Among the differences, I would say, is the approach to society, the community and to the team. Danes have a much greater sense of social and community responsibility than I believe we Italians have. And this also translates at work into quite different team dynamics. Danes are better than Italians at working together and fully committing themselves once decisions have been made.

Is there anything about working for DONG Energy that sets it apart from previous workplaces?
DONG Energy is a unique place to work. It has set itself apart from the competition as one of the most progressive energy companies in Europe in terms of the green transition. This transition is impacting our daily work – in a good way. DONG Energy might not be as big as some of its German, British and even Italian competitors, but it is one of the few companies with a clear growth and sustainability story.

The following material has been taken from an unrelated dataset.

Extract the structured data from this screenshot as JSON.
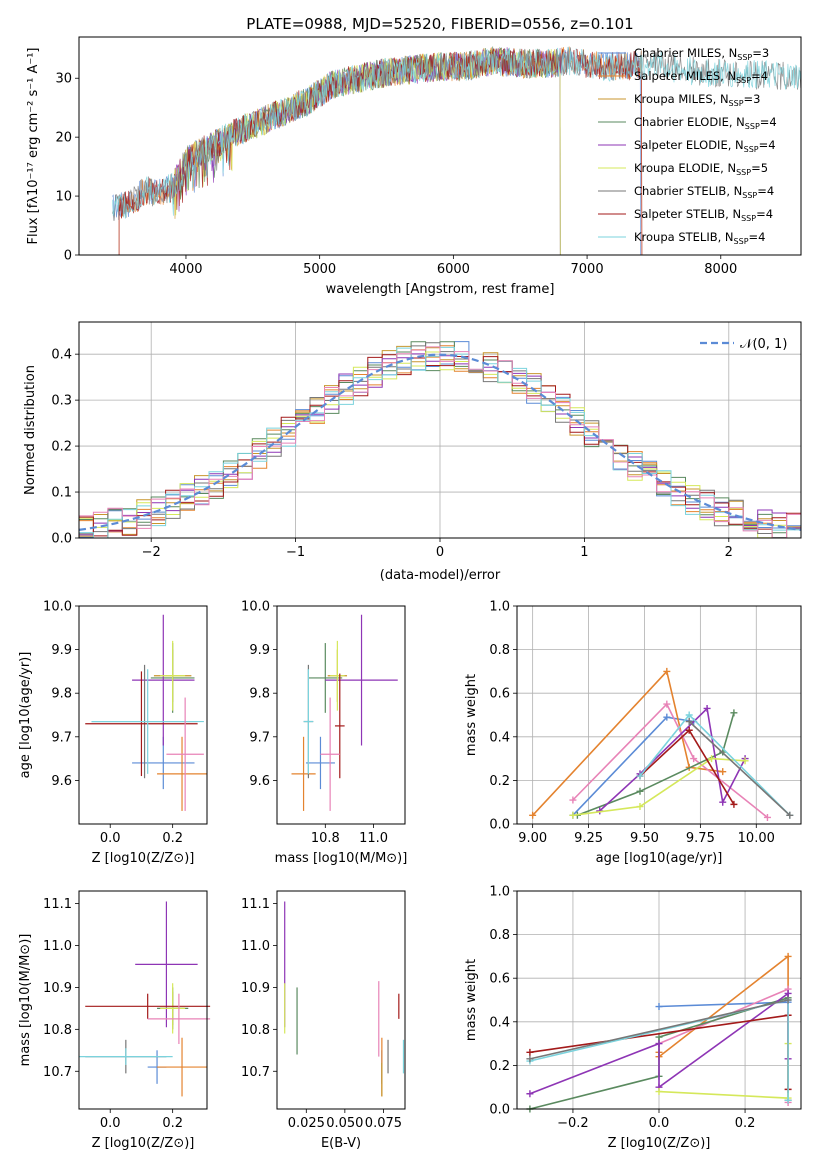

All these elements make working for DONG Energy a unique experience and very different from my previous jobs.

What is the best thing about working for DONG Energy?
The element of personal fulfilment and the feeling of doing something valuable for society and for the future. It’s exciting to be involved in the transformational journey of moving the energy sector forward from ‘black to green’ and to see the leadership committed to it pushing the organisation to make change happen.

The energy sector is the focus of a lot of public and political attention – are you aware of this in your day-to-day work?
Yes, we have a daily obligation to satisfy the Danish customers in two ways: they are our clients when buying our energy and services, and they are our owners through the governmental participation in DONG Energy equity. We need to constantly deliver value to them on both sides – as a client and as an owner – and this is not an easy balance to find.

In the Danish media, a lot is made of Denmark’s ‘green credentials’ when it comes to energy – when you represent Dong Energy internationally, do you get the impression that this view is shared by those outside the country?
Denmark has definitely established itself globally as a green society – you can see it wherever you travel – and DONG Energy has a key role in developing and maintaining this position in the future. But already now. When it comes to doing business abroad in green technology, the established reputation places you in a better and more competitive position from the very start.

DONG Energy at a glance


DONG Energy is one of Denmark’s largest companies and one of the leading energy groups in northern Europe. It procures, produces, distributes and trades in energy and energy-related products in the region. The company has its headquarters in Fredericia and office facilities in the Copenhagen area.

DONG Energy was established in 2006 by the merger of six Danish energy companies: DONG, Elsam, Energi E2, Nesa, Københavns Energi and Frederiksberg Forsyning.DONG Energy focuses on providing more energy and converting the energy system to a more renewable and sustainable production by developing offshore wind farms and replacing coal with biomass at its power stations.

The company has approximately 6,500 employees. It states that it offers great possibilities for professional development, excellent working conditions, challenging work tasks and competent colleagues in a good social climate.

The main business units are: exploration and production, wind power, thermal power, and customers and markets.

DONG Energy defines its values as: result-orientated (to run an efficient company that is focused on creating value), responsible (to show consideration for people, the environment and markets in all of its actions) and responsive (to be open to new ideas and willing to act accordingly).